Cette révolution technique s’accompagne également d’un boum au niveau de l’activité. En effet, les maisons de métier à tisser se développent passant de 10.000 à 35.000 dans la ville de Lyon.
Une fois le premier empire terminé, les premiers incidents émergent. En 1831, de graves conflits apparaissent suites aux tarifs infligés par les marchands négociants : « Les canuts étaient certes propriétaires de leur outil mais ce n’est pas eux qui vendaient leurs productions. Ils la vendent à des négociants. De ce fait, ce sont eux qui fixent les prix qui sont souvent relativement bas. Et face à des prix toujours plus discutables, les canuts vont se révolter pour un meilleur salaire et par conséquent provoquer une répression sanglante. » conte Jean Etèvenaux. D’autres grèves éclatèrent entre 1833 et 1834, donnant lieu le 9 avril à six jours de manifestation. Au total, ce n’est pas moins de 300 morts, de nombreux blessées et 500 arrestations qui mettront fin aux troubles.
Des évolutions vont également voir le jour. C’est sous la monarchie de Juillet, en 1840, que le « métier à tisser » va connaître une nouvelle évolution avec l’apparition de la teinture chimique. Des écoles se développent notamment à travers l’École Municipale de Tissage qui deviendra le Lycée Technique Diderot.

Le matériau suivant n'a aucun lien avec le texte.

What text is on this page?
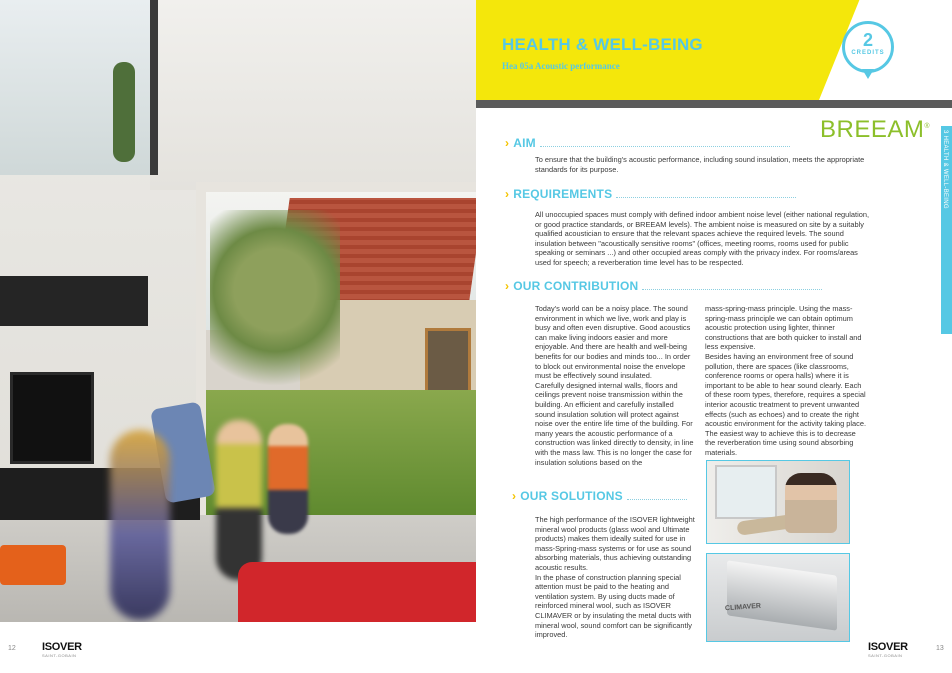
12 ISOVER
SAINT-GOBAIN
HEALTH & WELL-BEING
Hea 05a Acoustic performance
2
CREDITS
BREEAM®
3 HEALTH & WELL-BEING
› AIM

To ensure that the building's acoustic performance, including sound insulation, meets the appropriate standards for its purpose.

› REQUIREMENTS

All unoccupied spaces must comply with defined indoor ambient noise level (either national regulation, or good practice standards, or BREEAM levels). The ambient noise is measured on site by a suitably qualified acoustician to ensure that the relevant spaces achieve the required levels. The sound insulation between "acoustically sensitive rooms" (offices, meeting rooms, rooms used for public speaking or seminars ...) and other occupied areas comply with the privacy index. For rooms/areas used for speech; a reverberation time level has to be respected.

› OUR CONTRIBUTION

Today's world can be a noisy place. The sound environment in which we live, work and play is busy and often even disruptive. Good acoustics can make living indoors easier and more enjoyable. And there are health and well-being benefits for our bodies and minds too... In order to block out environmental noise the envelope must be effectively sound insulated.

Carefully designed internal walls, floors and ceilings prevent noise transmission within the building. An efficient and carefully installed sound insulation solution will protect against noise over the entire life time of the building. For many years the acoustic performance of a construction was linked directly to density, in line with the mass law. This is no longer the case for insulation solutions based on the

mass-spring-mass principle. Using the mass-spring-mass principle we can obtain optimum acoustic protection using lighter, thinner constructions that are both quicker to install and less expensive.

Besides having an environment free of sound pollution, there are spaces (like classrooms, conference rooms or opera halls) where it is important to be able to hear sound clearly. Each of these room types, therefore, requires a special interior acoustic treatment to prevent unwanted effects (such as echoes) and to create the right acoustic environment for the activity taking place. The easiest way to achieve this is to decrease the reverberation time using sound absorbing materials.

› OUR SOLUTIONS

The high performance of the ISOVER lightweight mineral wool products (glass wool and Ultimate products) makes them ideally suited for use in mass-Spring-mass systems or for use as sound absorbing materials, thus achieving outstanding acoustic results.

In the phase of construction planning special attention must be paid to the heating and ventilation system. By using ducts made of reinforced mineral wool, such as ISOVER CLIMAVER or by insulating the metal ducts with mineral wool, sound comfort can be significantly improved.

CLIMAVER
ISOVER
SAINT-GOBAIN
13
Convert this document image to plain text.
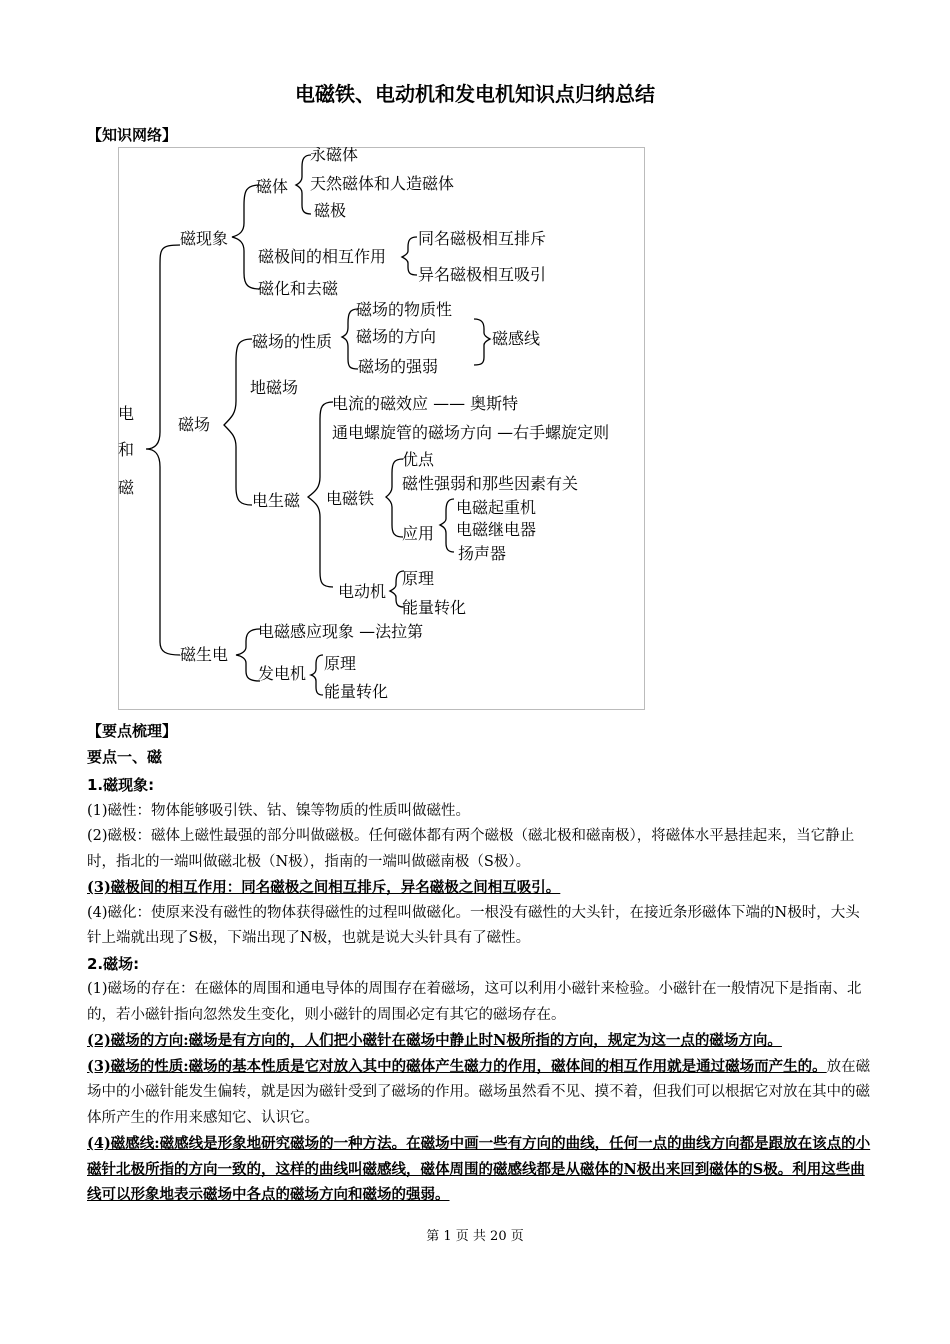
电磁铁、电动机和发电机知识点归纳总结
【知识网络】
电
和
磁
磁现象
磁体
永磁体
天然磁体和人造磁体
磁极
磁极间的相互作用
同名磁极相互排斥
异名磁极相互吸引
磁化和去磁
磁场
磁场的性质
磁场的物质性
磁场的方向
磁场的强弱
磁感线
地磁场
电生磁
电流的磁效应 —— 奥斯特
通电螺旋管的磁场方向 —右手螺旋定则
电磁铁
优点
磁性强弱和那些因素有关
应用
电磁起重机
电磁继电器
扬声器
电动机
原理
能量转化
磁生电
电磁感应现象 —法拉第
发电机
原理
能量转化
【要点梳理】
要点一、磁

1.磁现象:

(1)磁性：物体能够吸引铁、钴、镍等物质的性质叫做磁性。

(2)磁极：磁体上磁性最强的部分叫做磁极。任何磁体都有两个磁极（磁北极和磁南极），将磁体水平悬挂起来，当它静止时，指北的一端叫做磁北极（N极），指南的一端叫做磁南极（S极）。

(3)磁极间的相互作用：同名磁极之间相互排斥，异名磁极之间相互吸引。

(4)磁化：使原来没有磁性的物体获得磁性的过程叫做磁化。一根没有磁性的大头针，在接近条形磁体下端的N极时，大头针上端就出现了S极，下端出现了N极，也就是说大头针具有了磁性。

2.磁场:

(1)磁场的存在：在磁体的周围和通电导体的周围存在着磁场，这可以利用小磁针来检验。小磁针在一般情况下是指南、北的，若小磁针指向忽然发生变化，则小磁针的周围必定有其它的磁场存在。

(2)磁场的方向:磁场是有方向的，人们把小磁针在磁场中静止时N极所指的方向，规定为这一点的磁场方向。

(3)磁场的性质:磁场的基本性质是它对放入其中的磁体产生磁力的作用，磁体间的相互作用就是通过磁场而产生的。放在磁场中的小磁针能发生偏转，就是因为磁针受到了磁场的作用。磁场虽然看不见、摸不着，但我们可以根据它对放在其中的磁体所产生的作用来感知它、认识它。

(4)磁感线:磁感线是形象地研究磁场的一种方法。在磁场中画一些有方向的曲线，任何一点的曲线方向都是跟放在该点的小磁针北极所指的方向一致的，这样的曲线叫磁感线，磁体周围的磁感线都是从磁体的N极出来回到磁体的S极。利用这些曲线可以形象地表示磁场中各点的磁场方向和磁场的强弱。

第 1 页 共 20 页
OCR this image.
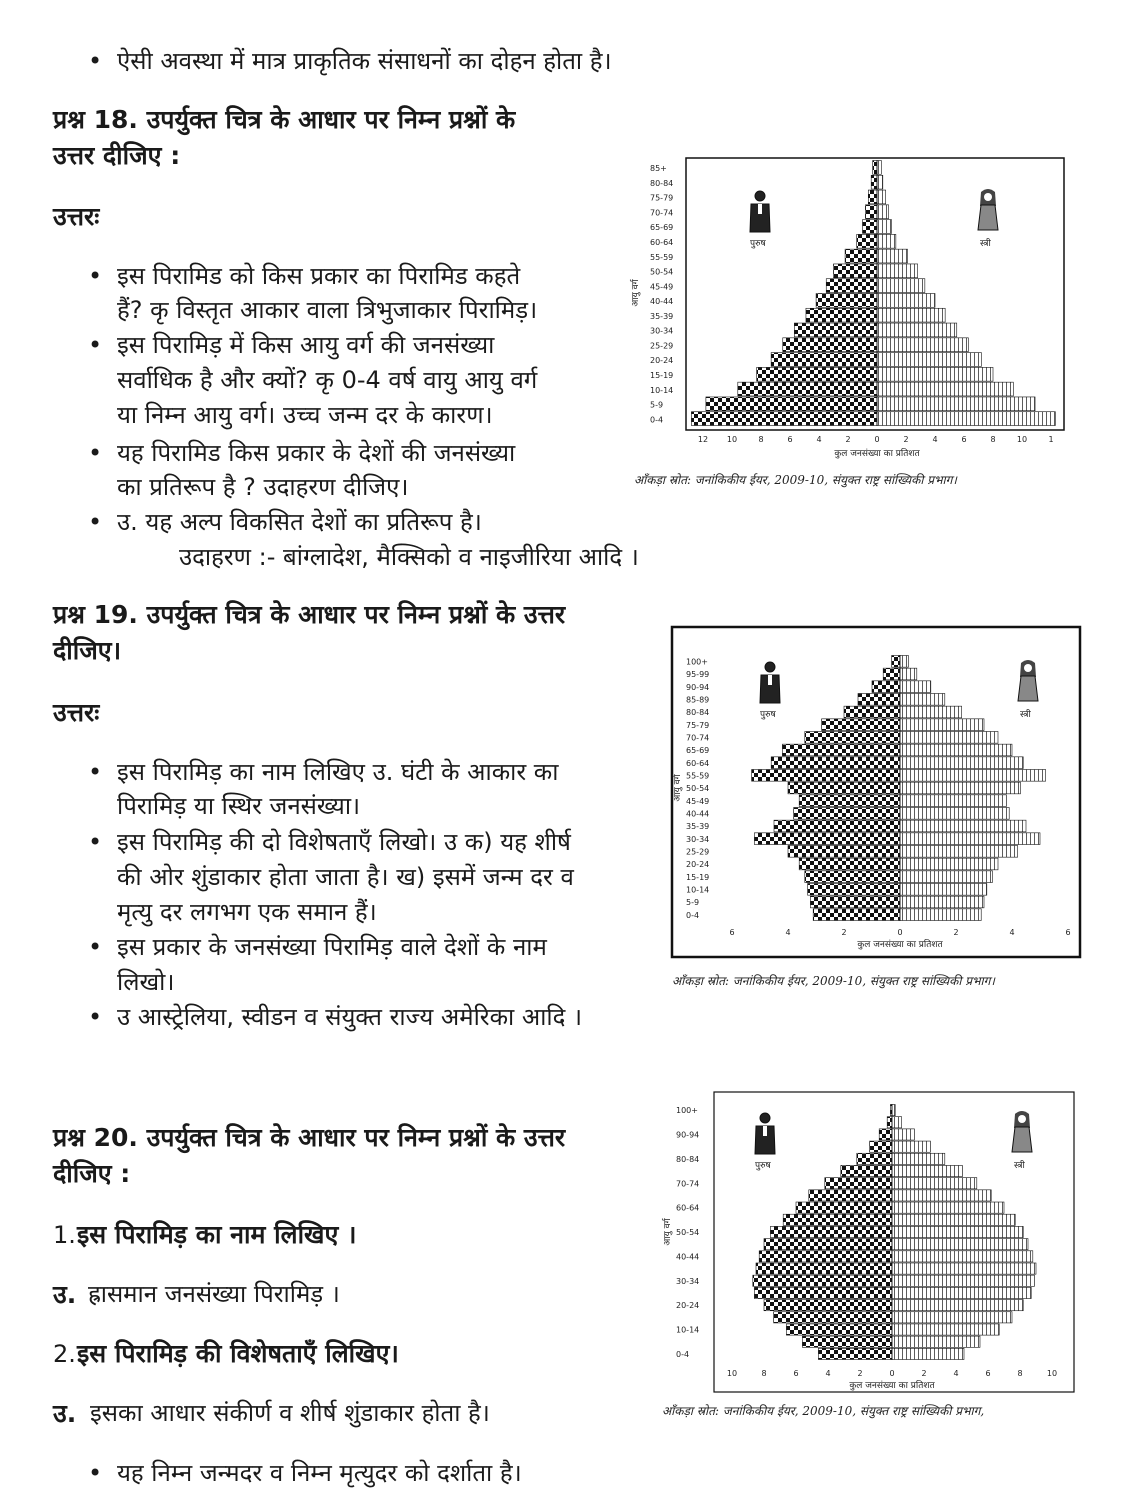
• ऐसी अवस्था में मात्र प्राकृतिक संसाधनों का दोहन होता है।
प्रश्न 18. उपर्युक्त चित्र के आधार पर निम्न प्रश्नों के
उत्तर दीजिए :
उत्तरः
• इस पिरामिड को किस प्रकार का पिरामिड कहते
हैं? कृ विस्तृत आकार वाला त्रिभुजाकार पिरामिड़।
• इस पिरामिड़ में किस आयु वर्ग की जनसंख्या
सर्वाधिक है और क्यों? कृ 0-4 वर्ष वायु आयु वर्ग
या निम्न आयु वर्ग। उच्च जन्म दर के कारण।
• यह पिरामिड किस प्रकार के देशों की जनसंख्या
का प्रतिरूप है ? उदाहरण दीजिए।
• उ. यह अल्प विकसित देशों का प्रतिरूप है।
उदाहरण :- बांग्लादेश, मैक्सिको व नाइजीरिया आदि ।
प्रश्न 19. उपर्युक्त चित्र के आधार पर निम्न प्रश्नों के उत्तर
दीजिए।
उत्तरः
• इस पिरामिड़ का नाम लिखिए उ. घंटी के आकार का
पिरामिड़ या स्थिर जनसंख्या।
• इस पिरामिड़ की दो विशेषताएँ लिखो। उ क) यह शीर्ष
की ओर शुंडाकार होता जाता है। ख) इसमें जन्म दर व
मृत्यु दर लगभग एक समान हैं।
• इस प्रकार के जनसंख्या पिरामिड़ वाले देशों के नाम
लिखो।
• उ आस्ट्रेलिया, स्वीडन व संयुक्त राज्य अमेरिका आदि ।
प्रश्न 20. उपर्युक्त चित्र के आधार पर निम्न प्रश्नों के उत्तर
दीजिए :
1. इस पिरामिड़ का नाम लिखिए ।
उ. ह्रासमान जनसंख्या पिरामिड़ ।
2. इस पिरामिड़ की विशेषताएँ लिखिए।
उ. इसका आधार संकीर्ण व शीर्ष शुंडाकार होता है।
• यह निम्न जन्मदर व निम्न मृत्युदर को दर्शाता है।
0-4
5-9
10-14
15-19
20-24
25-29
30-34
35-39
40-44
45-49
50-54
55-59
60-64
65-69
70-74
75-79
80-84
85+
12 10	8	6	4	2	0	2	4	6	8	10	1
कुल जनसंख्या का प्रतिशत
आयु वर्ग
पुरुष	स्त्री
आँकड़ा स्रोत: जनांकिकीय ईयर, 2009-10, संयुक्त राष्ट्र सांख्यिकी प्रभाग।
0-4
5-9
10-14
15-19
20-24
25-29
30-34
35-39
40-44
45-49
50-54
55-59
60-64
65-69
70-74
75-79
80-84
85-89
90-94
95-99
100+
6	4	2	0	2	4	6
कुल जनसंख्या का प्रतिशत
आयु वर्ग
पुरुष	स्त्री
आँकड़ा स्रोत: जनांकिकीय ईयर, 2009-10, संयुक्त राष्ट्र सांख्यिकी प्रभाग।
0-4
10-14
20-24
30-34
40-44
50-54
60-64
70-74
80-84
90-94
100+
10	8	6	4	2	0	2	4	6	8	10
कुल जनसंख्या का प्रतिशत
आयु वर्ग
पुरुष	स्त्री
आँकड़ा स्रोत: जनांकिकीय ईयर, 2009-10, संयुक्त राष्ट्र सांख्यिकी प्रभाग,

À la fin du siècle, on ne compte plus « que » 400 entreprises pour 105 000 métiers à tisser. Avant les révoltes, Lyon disposait de 865 usines avec 125 000 métiers.
Le XXe siècle : l’industrie se met au service de la soie
Le XXe siècle est le début de l’industrialisation dans le domaine de la soie. Fort de ces 47 000 machines mécaniques mises en service dans les usines en 1933, la soie a su se réinventer. De toutes nouvelles matières sont inventées et mises en service telles que le nylon, le rilsan, l’acétate, le polyester ou encore la viscose. Des fibres de hautes technologies comme le kevlar, le carbone, le PVC, la fibre de verre, les textiles pour la santé et la microchirurgie ou encore la protection de l’environnement prolonge l’héritage de la soie.
Cette révolution des matériaux est dépendante de la main d’œuvre qui se fait attendre. « Aujourd’hui, il n’y a plus beaucoup de professionnels de la soie et les artisans d’art sont désespérés parce qu’ils se rendent bien compte qu’après eux, il n’y aura plus personne pour réaliser des travaux d’une telle finesse. » déplore Jean Etèvenaux, avant de poursuivre « Le XIXe est le siècle des négociants. Avec cette mentalité, Lyon a perdu son monopole sur la soie notamment au profit du Japon qui construit son économie à partir de ce tissu. »
Aujourd’hui, la soierie lyonnaise garde malgré tout une place de renom dans l’imaginaire collectif. Des productions sont encore faites sur demande notamment en termes de vêtements ou encore d’objets de décorations, mais le principal demandeur de soierie lyonnaise, reste l’Etat pour son mobilier national.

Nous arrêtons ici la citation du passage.